COVID-19 Medikamente: „Noch kein Durchbruch“

10.06.2021 | Aktuelles aus der ÖÄK, Coronavirus

Viele potentielle COVID­-Medikamente werden klinisch geprüft. Ein Therapiecocktail und richtiges Timing könnten zukünftig bei der Therapie von schweren Verläufen helfen, sagt Jochen Schuler vom ÖÄK­-Referat für Medikamentenangelegenheiten.
Sophie Niedenzu

Was hat sich im Bereich der COVID-Medikamente getan? Nur wenige COVID-19-Medikamente sind bislang weltweit zugelassen. Dazu zählen Dexamethason, Remdesivir, Favilavir und einige Antikörper beziehungsweise deren Kombinationen. Eine Vielzahl von Wirkstoffen wird derzeit geprüft. Im „COVID-19 therapeutics tracker“ sind aktuell 72 verschiedene Kandidaten gelistet. Das Spektrum reicht von monoklonalen Antikörpern und deren Kombinationen gegen verschiedene Zielstrukturen über Virustatika, Antihelminthika und Antimalariamittel, Immunsuppressiva und Entzündungshemmer, verschiedene vasoaktive Peptide und Antithrombotika, bis hin zu autologen Stammzellen. Nur wenige sind echte Neuentwicklungen, meist sind es Medikamente, die für andere Indikationen zugelassen sind und für die ein „Repurpose Use“ geprüft wird. Am Ende können wir froh sein, wenn eine Handvoll dieser Kandidaten ein günstiges Nutzen-Risiko-Verhältnis aufweist und regulär zugelassen wird. Bei der europäischen Arzneimittelbehörde befinden sich aktuell vor allem Antikörper und -kombinationen im (Rolling-) Review. Ich fürchte aber, dass der erhoffte therapeutische Durchbruch noch nicht in Sicht ist.

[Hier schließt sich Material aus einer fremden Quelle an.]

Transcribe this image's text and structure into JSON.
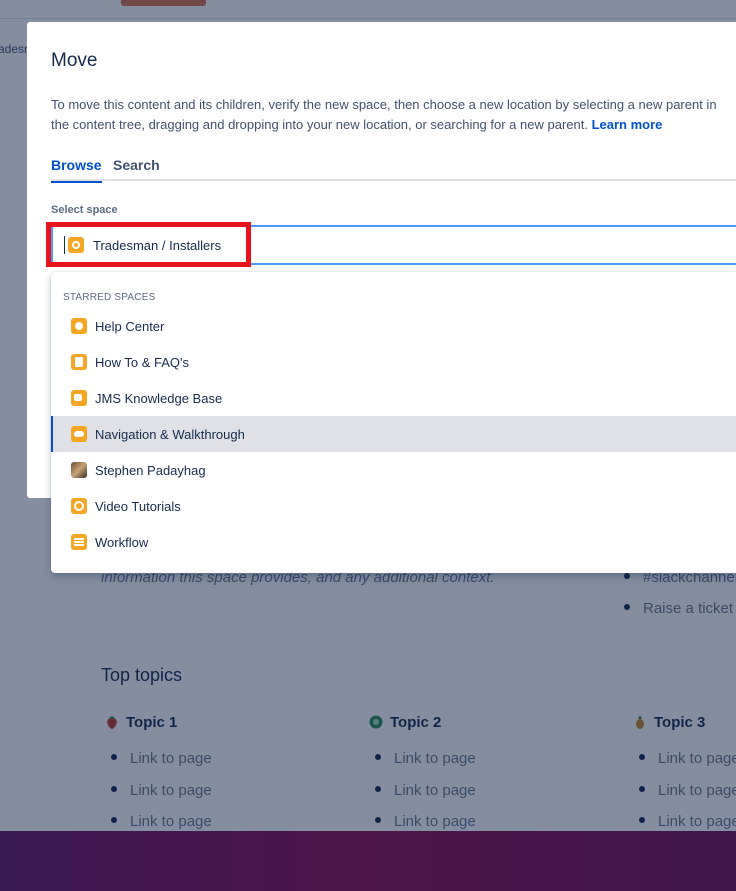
{
  "background": {
    "side_label": "adesr",
    "description_tail": "information this space provides, and any additional context.",
    "right_list": [
      "#slackchannel",
      "Raise a ticket"
    ],
    "top_topics_title": "Top topics",
    "topics": [
      {
        "title": "Topic 1",
        "links": [
          "Link to page",
          "Link to page",
          "Link to page"
        ],
        "icon": "strawberry-icon",
        "color": "#c0392b"
      },
      {
        "title": "Topic 2",
        "links": [
          "Link to page",
          "Link to page",
          "Link to page"
        ],
        "icon": "lifebuoy-icon",
        "color": "#2e8b57"
      },
      {
        "title": "Topic 3",
        "links": [
          "Link to page",
          "Link to page",
          "Link to page"
        ],
        "icon": "pineapple-icon",
        "color": "#c98a2b"
      }
    ]
  },
  "modal": {
    "title": "Move",
    "description_line1": "To move this content and its children, verify the new space, then choose a new location by selecting a new parent in",
    "description_line2": "the content tree, dragging and dropping into your new location, or searching for a new parent.",
    "learn_more": "Learn more",
    "tabs": [
      {
        "label": "Browse",
        "active": true
      },
      {
        "label": "Search",
        "active": false
      }
    ],
    "select_space_label": "Select space",
    "selected_space": "Tradesman / Installers"
  },
  "dropdown": {
    "group_label": "STARRED SPACES",
    "items": [
      {
        "label": "Help Center",
        "icon": "help-center-space-icon"
      },
      {
        "label": "How To & FAQ's",
        "icon": "book-space-icon"
      },
      {
        "label": "JMS Knowledge Base",
        "icon": "knowledge-base-space-icon"
      },
      {
        "label": "Navigation & Walkthrough",
        "icon": "navigation-space-icon",
        "active": true
      },
      {
        "label": "Stephen Padayhag",
        "icon": "user-avatar-icon"
      },
      {
        "label": "Video Tutorials",
        "icon": "video-space-icon"
      },
      {
        "label": "Workflow",
        "icon": "workflow-space-icon"
      }
    ]
  },
  "colors": {
    "accent": "#0052cc",
    "focus_border": "#4c9aff",
    "highlight_border": "#e8141b",
    "space_icon": "#f5a623"
  }
}
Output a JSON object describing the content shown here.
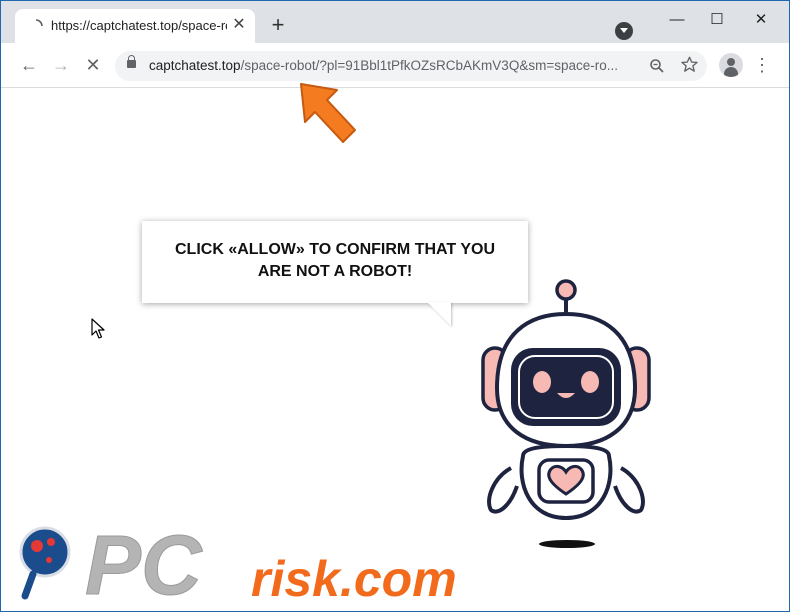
{
  "browser": {
    "tab_title": "https://captchatest.top/space-rol",
    "new_tab_symbol": "+",
    "tab_close_symbol": "✕",
    "window_controls": {
      "minimize": "—",
      "maximize": "☐",
      "close": "✕"
    },
    "nav": {
      "back": "←",
      "forward": "→",
      "stop": "✕"
    },
    "url_domain": "captchatest.top",
    "url_path": "/space-robot/?pl=91Bbl1tPfkOZsRCbAKmV3Q&sm=space-ro...",
    "menu_symbol": "⋮"
  },
  "page": {
    "message": "CLICK «ALLOW» TO CONFIRM THAT YOU ARE NOT A ROBOT!"
  },
  "watermark": {
    "logo_text": "PC",
    "domain_text": "risk.com"
  },
  "icons": [
    "loading-spinner-icon",
    "tab-close-icon",
    "new-tab-icon",
    "tab-search-icon",
    "minimize-icon",
    "maximize-icon",
    "window-close-icon",
    "back-arrow-icon",
    "forward-arrow-icon",
    "stop-icon",
    "lock-icon",
    "zoom-icon",
    "bookmark-star-icon",
    "profile-avatar-icon",
    "more-menu-icon",
    "mouse-cursor-icon",
    "orange-pointer-arrow-icon",
    "robot-illustration"
  ],
  "colors": {
    "window_border": "#1f67b1",
    "tabbar_bg": "#dee1e6",
    "arrow_orange": "#f47b20",
    "robot_outline": "#1e2340",
    "robot_pink": "#f7b9b4",
    "watermark_gray": "#b4b4b4",
    "watermark_orange": "#f26b1d",
    "watermark_blue": "#1b4d8c"
  }
}
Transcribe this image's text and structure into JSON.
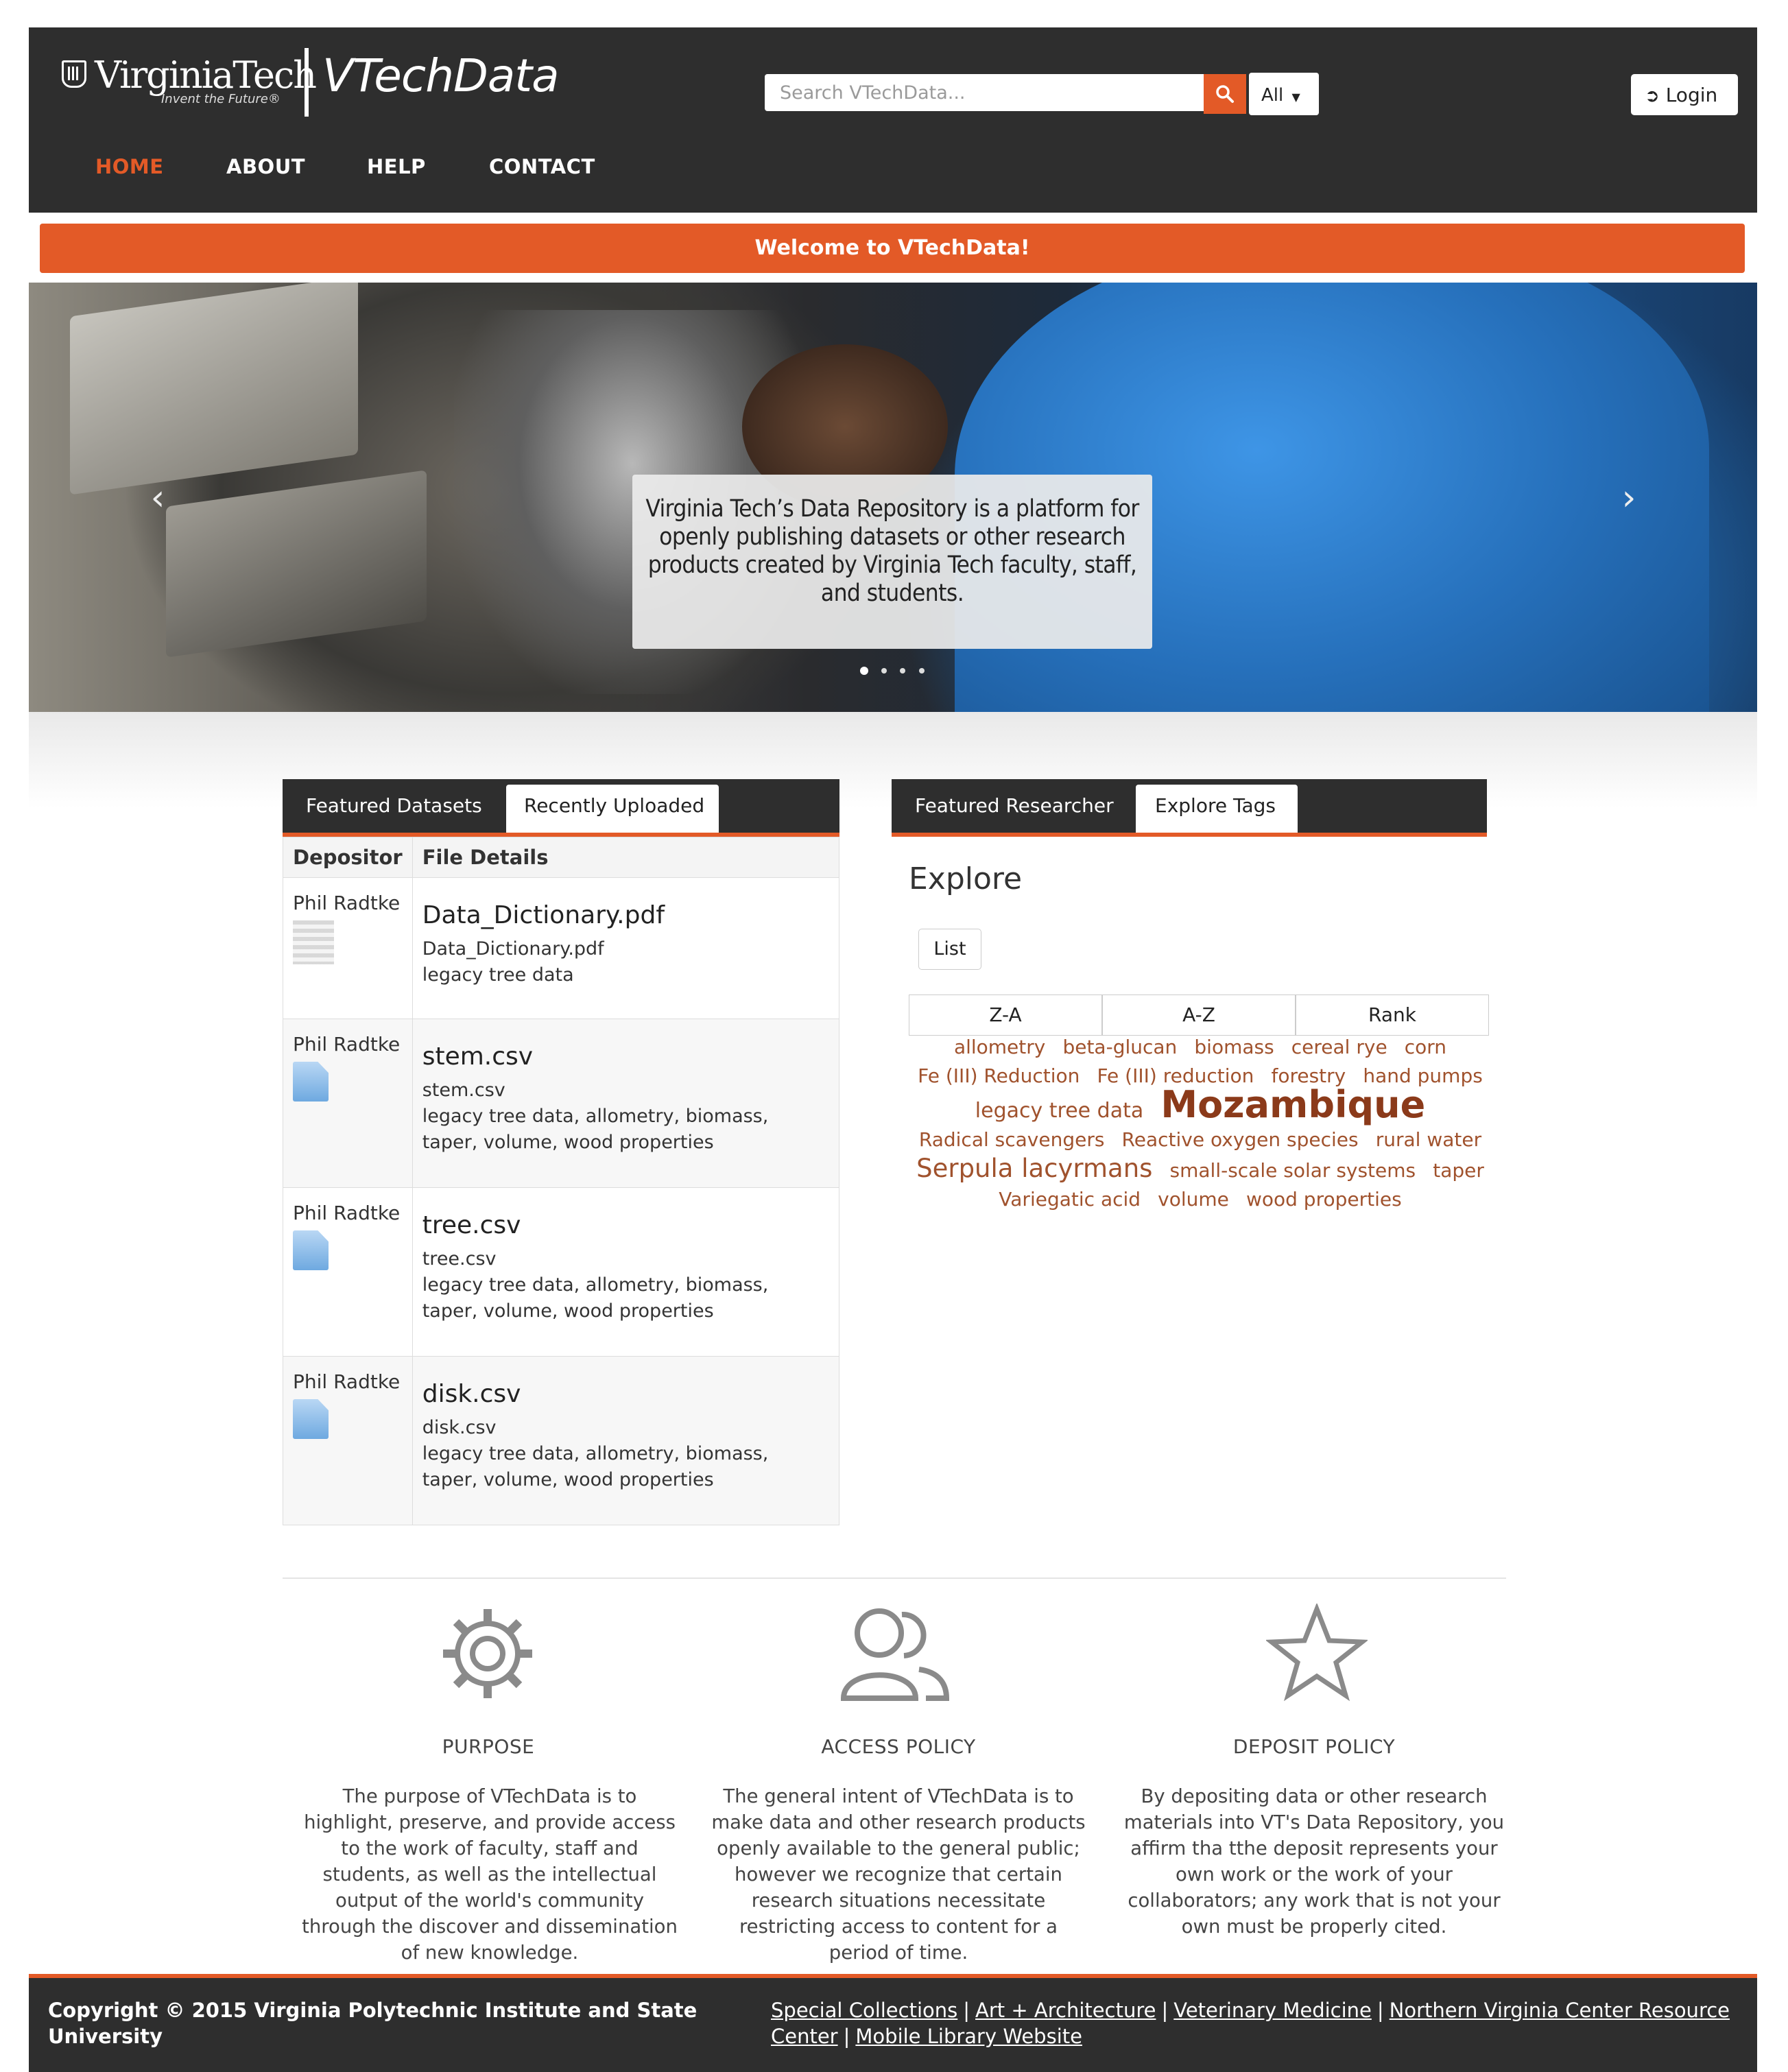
{
  "header": {
    "university_logo_text": "VirginiaTech",
    "university_tagline": "Invent the Future®",
    "site_title": "VTechData",
    "search_placeholder": "Search VTechData...",
    "search_scope": "All",
    "login_label": "Login"
  },
  "nav": {
    "items": [
      "HOME",
      "ABOUT",
      "HELP",
      "CONTACT"
    ],
    "active": "HOME"
  },
  "welcome": "Welcome to VTechData!",
  "carousel": {
    "caption": "Virginia Tech’s Data Repository is a platform for openly publishing datasets or other research products created by Virginia Tech faculty, staff, and students.",
    "slides": 4,
    "active_slide": 1
  },
  "datasets_panel": {
    "tabs": [
      "Featured Datasets",
      "Recently Uploaded"
    ],
    "active_tab": "Recently Uploaded",
    "headers": [
      "Depositor",
      "File Details"
    ],
    "rows": [
      {
        "depositor": "Phil Radtke",
        "file": "Data_Dictionary.pdf",
        "subname": "Data_Dictionary.pdf",
        "tags": "legacy tree data",
        "icon": "pdf-file-icon"
      },
      {
        "depositor": "Phil Radtke",
        "file": "stem.csv",
        "subname": "stem.csv",
        "tags": "legacy tree data, allometry, biomass, taper, volume, wood properties",
        "icon": "file-icon"
      },
      {
        "depositor": "Phil Radtke",
        "file": "tree.csv",
        "subname": "tree.csv",
        "tags": "legacy tree data, allometry, biomass, taper, volume, wood properties",
        "icon": "file-icon"
      },
      {
        "depositor": "Phil Radtke",
        "file": "disk.csv",
        "subname": "disk.csv",
        "tags": "legacy tree data, allometry, biomass, taper, volume, wood properties",
        "icon": "file-icon"
      }
    ]
  },
  "tags_panel": {
    "tabs": [
      "Featured Researcher",
      "Explore Tags"
    ],
    "active_tab": "Explore Tags",
    "title": "Explore",
    "list_button": "List",
    "sort_buttons": [
      "Z-A",
      "A-Z",
      "Rank"
    ],
    "tags": [
      {
        "text": "allometry",
        "size": "normal"
      },
      {
        "text": "beta-glucan",
        "size": "normal"
      },
      {
        "text": "biomass",
        "size": "normal"
      },
      {
        "text": "cereal rye",
        "size": "normal"
      },
      {
        "text": "corn",
        "size": "normal"
      },
      {
        "text": "Fe (III) Reduction",
        "size": "normal"
      },
      {
        "text": "Fe (III) reduction",
        "size": "normal"
      },
      {
        "text": "forestry",
        "size": "normal"
      },
      {
        "text": "hand pumps",
        "size": "normal"
      },
      {
        "text": "legacy tree data",
        "size": "medium-small"
      },
      {
        "text": "Mozambique",
        "size": "big"
      },
      {
        "text": "Radical scavengers",
        "size": "normal"
      },
      {
        "text": "Reactive oxygen species",
        "size": "normal"
      },
      {
        "text": "rural water",
        "size": "normal"
      },
      {
        "text": "Serpula lacyrmans",
        "size": "medium"
      },
      {
        "text": "small-scale solar systems",
        "size": "normal"
      },
      {
        "text": "taper",
        "size": "normal"
      },
      {
        "text": "Variegatic acid",
        "size": "normal"
      },
      {
        "text": "volume",
        "size": "normal"
      },
      {
        "text": "wood properties",
        "size": "normal"
      }
    ],
    "tag_color": "#a0522d"
  },
  "info": [
    {
      "icon": "gear-icon",
      "title": "PURPOSE",
      "text": "The purpose of VTechData is to highlight, preserve, and provide access to the work of faculty, staff and students, as well as the intellectual output of the world's community through the discover and dissemination of new knowledge."
    },
    {
      "icon": "users-icon",
      "title": "ACCESS POLICY",
      "text": "The general intent of VTechData is to make data and other research products openly available to the general public; however we recognize that certain research situations necessitate restricting access to content for a period of time."
    },
    {
      "icon": "star-icon",
      "title": "DEPOSIT POLICY",
      "text": "By depositing data or other research materials into VT's Data Repository, you affirm tha tthe deposit represents your own work or the work of your collaborators; any work that is not your own must be properly cited."
    }
  ],
  "footer": {
    "copyright": "Copyright © 2015 Virginia Polytechnic Institute and State University",
    "links": [
      "Special Collections",
      "Art + Architecture",
      "Veterinary Medicine",
      "Northern Virginia Center Resource Center",
      "Mobile Library Website"
    ]
  },
  "colors": {
    "accent": "#e35a27",
    "header_bg": "#2e2e2e",
    "tag_text": "#a0522d"
  }
}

Wie stark wird die Entwicklung von COVID-Medikamenten gefördert? Die Forschungsförderung im Bereich der Vakzine und deren rasche Zulassung hatte in den vergangenen Monaten richtigerweise Vorrang. Bei vielen Kritikpunkten ist die Vakzinentwicklung beeindruckend. Nun scheint der Zustrom neuer Patienten unter Kontrolle zu sein und wir müssen uns vermehrt um die kümmern, die trotz aller Vorsichtsmaßnahmen schwer erkranken. Die Studien sind aber aufwändig und teuer. Hohe Millionenbeträge sind nötig, die die meisten Start-Up-Unternehmen nicht haben. Da fehlt den Investoren in Europa auch die Risikobereitschaft. Die EU-Kommission ist nun dabei, eine Shortlist mit den zehn aussichtsreichsten Kandidatensubstanzen zu erstellen und will die beteiligten Firmen finanziell und administrativ unterstützen. Meines Wissens sollen über hundert Millionen Euro zur Verfügung gestellt werden. Das wird nicht ausreichen, aber es ist besser als Nichts und es gibt ja auch private Investoren und nationale Förderprogramme.

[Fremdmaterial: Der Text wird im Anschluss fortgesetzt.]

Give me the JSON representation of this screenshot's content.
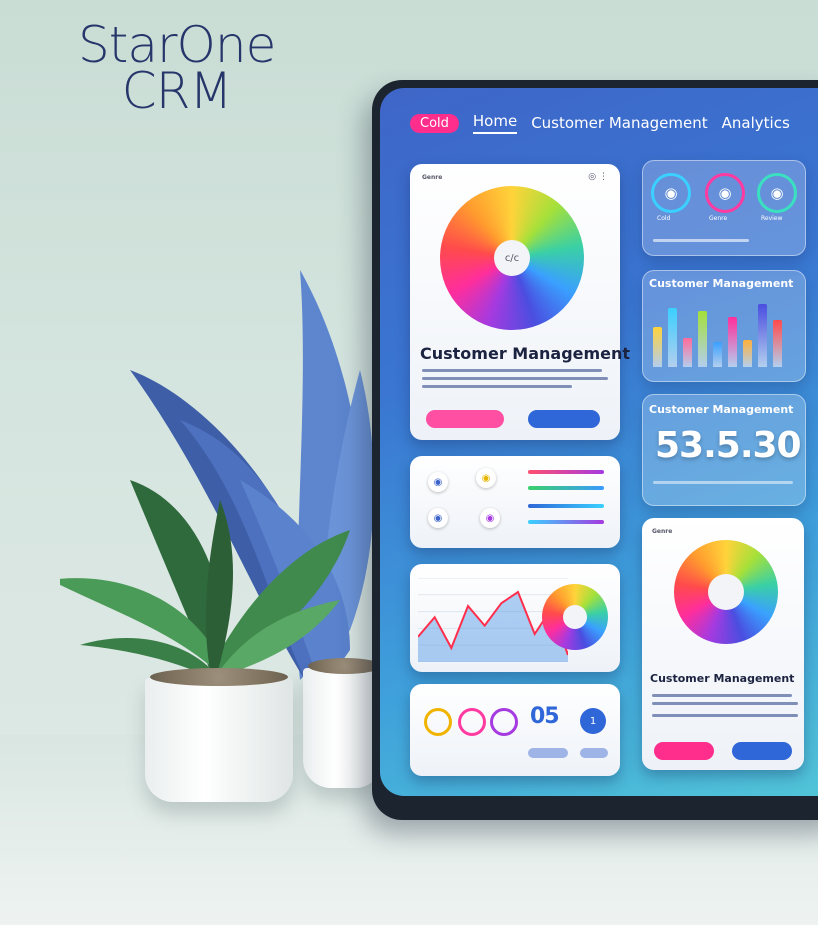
{
  "brand": {
    "line1": "StarOne",
    "line2": "CRM"
  },
  "nav": {
    "pill": "Cold",
    "links": [
      "Home",
      "Customer Management",
      "Analytics"
    ]
  },
  "main_card": {
    "header": "Genre",
    "wheel_center": "c/c",
    "title": "Customer Management",
    "primary_button": "",
    "secondary_button": ""
  },
  "right_top_card": {
    "labels": [
      "Cold",
      "Genre",
      "Review"
    ]
  },
  "bar_card": {
    "title": "Customer Management",
    "chart_data": {
      "type": "bar",
      "values": [
        55,
        82,
        40,
        78,
        35,
        70,
        38,
        88,
        65
      ]
    }
  },
  "stat_card": {
    "title": "Customer Management",
    "value": "53.5.30"
  },
  "line_card": {
    "chart_data": {
      "type": "line",
      "values": [
        42,
        28,
        50,
        20,
        34,
        18,
        10,
        40,
        22,
        55
      ]
    }
  },
  "bottom_card": {
    "big": "05"
  },
  "right_bottom_card": {
    "header": "Genre",
    "title": "Customer Management"
  },
  "colors": {
    "accent_pink": "#ff2e8c",
    "accent_blue": "#2f66d8",
    "brand": "#26366b"
  }
}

Wie wichtig sind antivirale Medikamente? Antivirale Therapien sind ein wichtiger therapeutischer Baustein. Nach meiner Einschätzung können sie vor allem in früheren Krankheitsphasen von Bedeutung sein. In späteren Krankheitsphasen dürften antiinflammatorische und organprotektive Therapien wichtiger sein. Am Ende wird es ein Therapiecocktail und das richtige Timing sein, was uns dabei hilft, diese schwere Erkrankung besser zu kontrollieren.

Kritiker bemängeln fehlende medizinischen Daten als Entscheidungsgrundlage. Wie sehen Sie das? Unser Verständnis für das Pandemiegeschehen ist oft ungenügend. Denken Sie nur an die offenen Fragen zum Infektionsgeschehen an unseren Bildungseinrichtungen oder im öffentlichen Personen transport. Auch was die medizinischen und psychosozialen Kollateralschäden der Anti-Corona-Maßnahmen oder das Ausmaß der Long-COVID-Problematik angeht, wäre mehr Feldforschung notwendig. Hierzu benötigen wir sehr viele Daten und deren Verknüpfung. Geeignete Institutionen für die Auswertung, wie die universitären Institute für Public-Health oder die Gesundheit Österreich GmbH, benötigen einen Auftrag, Forschungsgelder und die Freiheit, die richtigen Fragen zu stellen. Selbstverständlich muss aber der Schutz vor Missbrauch persönlicher Daten gewährleistet sein.